Not everyone is on Team Soil Block. While they are beneficial in several ways, there is a learning curve. The moisture level and quality of the soil mix strongly affect the ease or frustration experienced when making soil blocks. When the mix is right, the tool and process used greatly determine the speed of the task. Many new soil blockers decide the method is slow and go back to plastic cell trays after a year or two. 

If you plan on using only 1.5 or 2-inch blocks, there isn't a significant space saving over regular cell trays. However, you'll still experience the other benefits of soil blocking. Many gardeners also struggle with getting the mix right, which leads to a frustrating time filling and compacting blocks.

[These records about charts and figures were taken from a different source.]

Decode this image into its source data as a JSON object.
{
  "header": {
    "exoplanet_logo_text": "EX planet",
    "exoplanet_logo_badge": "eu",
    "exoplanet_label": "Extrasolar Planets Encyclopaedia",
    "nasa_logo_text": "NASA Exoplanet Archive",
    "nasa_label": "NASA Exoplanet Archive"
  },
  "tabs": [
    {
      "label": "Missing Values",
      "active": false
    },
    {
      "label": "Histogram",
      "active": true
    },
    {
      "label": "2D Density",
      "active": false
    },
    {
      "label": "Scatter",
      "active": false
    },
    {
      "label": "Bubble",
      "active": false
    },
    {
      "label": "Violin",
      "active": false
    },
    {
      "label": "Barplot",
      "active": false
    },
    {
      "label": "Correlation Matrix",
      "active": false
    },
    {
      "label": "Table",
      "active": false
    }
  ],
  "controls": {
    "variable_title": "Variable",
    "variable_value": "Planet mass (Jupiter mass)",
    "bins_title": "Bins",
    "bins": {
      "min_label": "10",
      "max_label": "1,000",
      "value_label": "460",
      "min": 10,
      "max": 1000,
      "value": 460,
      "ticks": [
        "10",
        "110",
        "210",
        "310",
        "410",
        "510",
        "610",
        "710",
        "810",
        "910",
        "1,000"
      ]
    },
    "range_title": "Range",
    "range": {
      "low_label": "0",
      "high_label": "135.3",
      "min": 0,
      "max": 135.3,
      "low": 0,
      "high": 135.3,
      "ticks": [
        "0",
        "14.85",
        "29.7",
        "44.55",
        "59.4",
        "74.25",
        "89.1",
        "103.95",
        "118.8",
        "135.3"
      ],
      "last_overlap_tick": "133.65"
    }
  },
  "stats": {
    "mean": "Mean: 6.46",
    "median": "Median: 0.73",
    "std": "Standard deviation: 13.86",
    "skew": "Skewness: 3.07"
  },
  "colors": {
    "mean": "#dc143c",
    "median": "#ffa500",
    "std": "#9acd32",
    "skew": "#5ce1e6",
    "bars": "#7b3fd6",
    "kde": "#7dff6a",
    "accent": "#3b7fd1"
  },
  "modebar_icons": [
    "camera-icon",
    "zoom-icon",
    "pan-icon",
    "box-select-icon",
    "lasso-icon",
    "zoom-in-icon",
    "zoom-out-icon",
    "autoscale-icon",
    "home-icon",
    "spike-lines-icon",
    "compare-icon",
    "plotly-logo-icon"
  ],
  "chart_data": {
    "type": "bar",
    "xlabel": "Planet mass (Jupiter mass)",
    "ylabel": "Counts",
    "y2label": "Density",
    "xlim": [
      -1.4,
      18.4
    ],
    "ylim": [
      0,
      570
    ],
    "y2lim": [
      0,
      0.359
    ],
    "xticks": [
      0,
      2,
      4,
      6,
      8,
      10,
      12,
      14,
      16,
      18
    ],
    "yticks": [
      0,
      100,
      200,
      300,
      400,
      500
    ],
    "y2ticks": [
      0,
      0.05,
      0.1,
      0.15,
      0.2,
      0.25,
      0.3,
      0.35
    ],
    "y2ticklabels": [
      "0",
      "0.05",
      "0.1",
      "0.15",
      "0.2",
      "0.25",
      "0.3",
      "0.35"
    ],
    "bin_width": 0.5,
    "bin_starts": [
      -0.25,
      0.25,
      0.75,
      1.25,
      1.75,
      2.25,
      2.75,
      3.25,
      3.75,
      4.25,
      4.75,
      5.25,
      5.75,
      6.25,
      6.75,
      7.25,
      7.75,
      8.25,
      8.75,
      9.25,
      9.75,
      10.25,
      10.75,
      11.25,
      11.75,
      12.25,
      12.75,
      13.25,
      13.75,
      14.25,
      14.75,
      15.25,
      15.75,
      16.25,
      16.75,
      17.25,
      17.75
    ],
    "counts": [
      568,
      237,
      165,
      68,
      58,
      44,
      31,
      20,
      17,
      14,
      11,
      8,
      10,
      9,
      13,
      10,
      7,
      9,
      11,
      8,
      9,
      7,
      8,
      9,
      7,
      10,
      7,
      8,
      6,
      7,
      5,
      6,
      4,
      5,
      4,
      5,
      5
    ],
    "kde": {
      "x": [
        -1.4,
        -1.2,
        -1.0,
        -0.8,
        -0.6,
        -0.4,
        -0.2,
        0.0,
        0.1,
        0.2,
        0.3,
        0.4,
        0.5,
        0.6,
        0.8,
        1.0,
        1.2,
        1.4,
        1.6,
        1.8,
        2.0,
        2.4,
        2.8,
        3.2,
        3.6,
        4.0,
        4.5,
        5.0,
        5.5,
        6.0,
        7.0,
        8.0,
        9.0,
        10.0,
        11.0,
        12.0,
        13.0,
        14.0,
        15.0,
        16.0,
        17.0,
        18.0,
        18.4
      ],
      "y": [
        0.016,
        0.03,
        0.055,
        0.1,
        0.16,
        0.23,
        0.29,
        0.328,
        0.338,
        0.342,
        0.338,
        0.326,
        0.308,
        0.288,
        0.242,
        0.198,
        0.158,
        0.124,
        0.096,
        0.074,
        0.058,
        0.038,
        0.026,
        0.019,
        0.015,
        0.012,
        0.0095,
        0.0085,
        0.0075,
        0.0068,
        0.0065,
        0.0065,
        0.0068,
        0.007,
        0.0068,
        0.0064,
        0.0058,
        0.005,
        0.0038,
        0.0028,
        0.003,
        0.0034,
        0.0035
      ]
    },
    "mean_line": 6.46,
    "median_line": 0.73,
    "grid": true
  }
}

Choosing the right soil block mix

Many soil blockers insist on making their own custom medium of several components to form the best soil blocks. Fortunately, we’re usually quite willing to share our recipe. Common ingredients include compost, peat or coco coir, sand, perlite, fertilizer, loamy soil, and more. 

When preparing your mix, you'll likely need to sift it through a screen. A homemade tool using ½" hardware cloth works well. Compost and potting soil often contains shredded bark which has yet to break down. A piece of bark or a small stone under the soil blocker will prevent it from filling properly when pressed against the bottom of the tub. 

If the seedlings will be grown larger before transplanting, like a tomato, a mix with fertilizer included is needed. While seedlings have the energy they need for the first week or two within their seed, longer-term growth needs are supplied by nutrients taken up by the roots. Sterile seed starting mixes are great for germinating seeds without any soil-borne disease issues but don't typically have much for nutrients.